# Toy Poodles Hiking In Snow❄️⛄️



## poodlecrazy#1 (Jul 2, 2013)

A New Years tradition for my family is to go for a hike on New Year's Day. This year we hiked our favorite part of the Pacific Crest Trail. There was so much snow! It was a blast and the poodles absolutely loved it! Killa couldn't walk much because she got some abscesses on her toes and had a bandage that couldn't get wet, but I put her down a few times where there wasn't much snow, and on the beach so she could play a bit. 

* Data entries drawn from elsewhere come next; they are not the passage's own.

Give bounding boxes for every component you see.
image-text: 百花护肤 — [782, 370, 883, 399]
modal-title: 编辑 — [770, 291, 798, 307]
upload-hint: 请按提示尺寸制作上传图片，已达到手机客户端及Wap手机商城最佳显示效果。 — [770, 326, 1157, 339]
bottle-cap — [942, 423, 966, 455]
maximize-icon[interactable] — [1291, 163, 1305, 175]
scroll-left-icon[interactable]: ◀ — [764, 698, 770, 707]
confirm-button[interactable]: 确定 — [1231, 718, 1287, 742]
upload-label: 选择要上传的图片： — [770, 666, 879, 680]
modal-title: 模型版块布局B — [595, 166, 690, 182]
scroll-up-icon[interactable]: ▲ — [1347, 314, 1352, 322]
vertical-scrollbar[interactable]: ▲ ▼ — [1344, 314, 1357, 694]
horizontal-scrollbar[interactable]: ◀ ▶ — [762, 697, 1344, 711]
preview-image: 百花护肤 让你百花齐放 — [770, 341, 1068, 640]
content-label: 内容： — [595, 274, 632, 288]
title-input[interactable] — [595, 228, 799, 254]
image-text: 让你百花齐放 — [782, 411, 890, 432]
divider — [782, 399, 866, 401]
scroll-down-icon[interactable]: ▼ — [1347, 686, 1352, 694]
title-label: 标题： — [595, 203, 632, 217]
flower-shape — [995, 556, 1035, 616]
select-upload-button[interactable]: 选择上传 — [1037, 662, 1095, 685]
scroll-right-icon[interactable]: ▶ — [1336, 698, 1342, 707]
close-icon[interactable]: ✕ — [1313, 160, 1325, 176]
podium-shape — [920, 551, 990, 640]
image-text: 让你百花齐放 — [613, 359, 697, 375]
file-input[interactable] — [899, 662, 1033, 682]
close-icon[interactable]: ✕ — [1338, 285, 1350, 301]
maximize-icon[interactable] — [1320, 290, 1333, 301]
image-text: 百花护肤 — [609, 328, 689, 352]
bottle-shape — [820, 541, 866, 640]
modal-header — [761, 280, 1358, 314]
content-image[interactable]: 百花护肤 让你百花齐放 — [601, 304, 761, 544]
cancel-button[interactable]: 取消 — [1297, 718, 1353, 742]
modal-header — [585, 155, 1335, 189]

http://youtu.be/oDDJnoaeLgY


----------



## twyla (Apr 28, 2010)

Yeah poodle fun coupled with Family tradition to bring in the New Year


----------



## Chagall's mom (Jan 9, 2010)

What a spectacular way to spend the day! Great fun to view and see your adorable, obedient, fun loving poodles. Wish Chagall and I could have joined you! (Nothing like inviting oneself, huh?!)


----------



## lily cd re (Jul 23, 2012)

What a nice New Year's tradition to be out in such beautiful country as a family, doggies included! It looks like a great time was had by all.


----------



## jlf45764 (Oct 6, 2013)

What a wonderful way to spend New Years Day! It looked like so much fun for all of you!


----------



## MollyMuiMa (Oct 13, 2012)

What a joy to watch them!!!! Branna seems to be your 'explorer' with Killa close behind, while Winter 'wants' to go but needs to check in with Mom! What a great peek at their personalities!!!!! They are just darling!!!!


----------



## poodlecrazy#1 (Jul 2, 2013)

Thank you every one. I am very surprised that they had so much fun. I thought they would be like "eewwww get me out of this snow!" But nope they couldn't wait to get down. Poor Killa was whining the whole time to get out of her carrier. I wish she could have walked a bit more. Chagall's mom I sure wish you guys could have joined us too. I bet you two are much more prepared to deal with the snow! We had no clue it would still be there, it was a nice surprise. MollyMuiMa you are so right I had to keep calling Branna back she wanted to just go! Of course when Killa was allowed to follow she would she loves her big sis. And Winter my sweet little surprising Winter, such a mommies boy. Although he did take off with his older sister after the video ended. They went with the rest of the group that was faster, lol. And we even met a very well behaved GSD that they decided they would go after (barking) but he was nice and very obedient to his owner. Made me miss my Micah, she loved that trail.


----------



## poodlecrazy#1 (Jul 2, 2013)

This is her enjoying a swim years ago. It was a bit further up from where we were in the video. There was a rock slide that now blocks that part of the trail. 















She loves to catch water!


----------



## Rachel76 (Feb 3, 2014)

Great video. As usual the dogs no matter how large or small, end up with the most excercise. :ridinghorse:


----------



## misha (Nov 25, 2014)

That is such a fun idea for New Years, I think I found my new New Years Day activity. Your dogs are such little cuties! Too adorable.


----------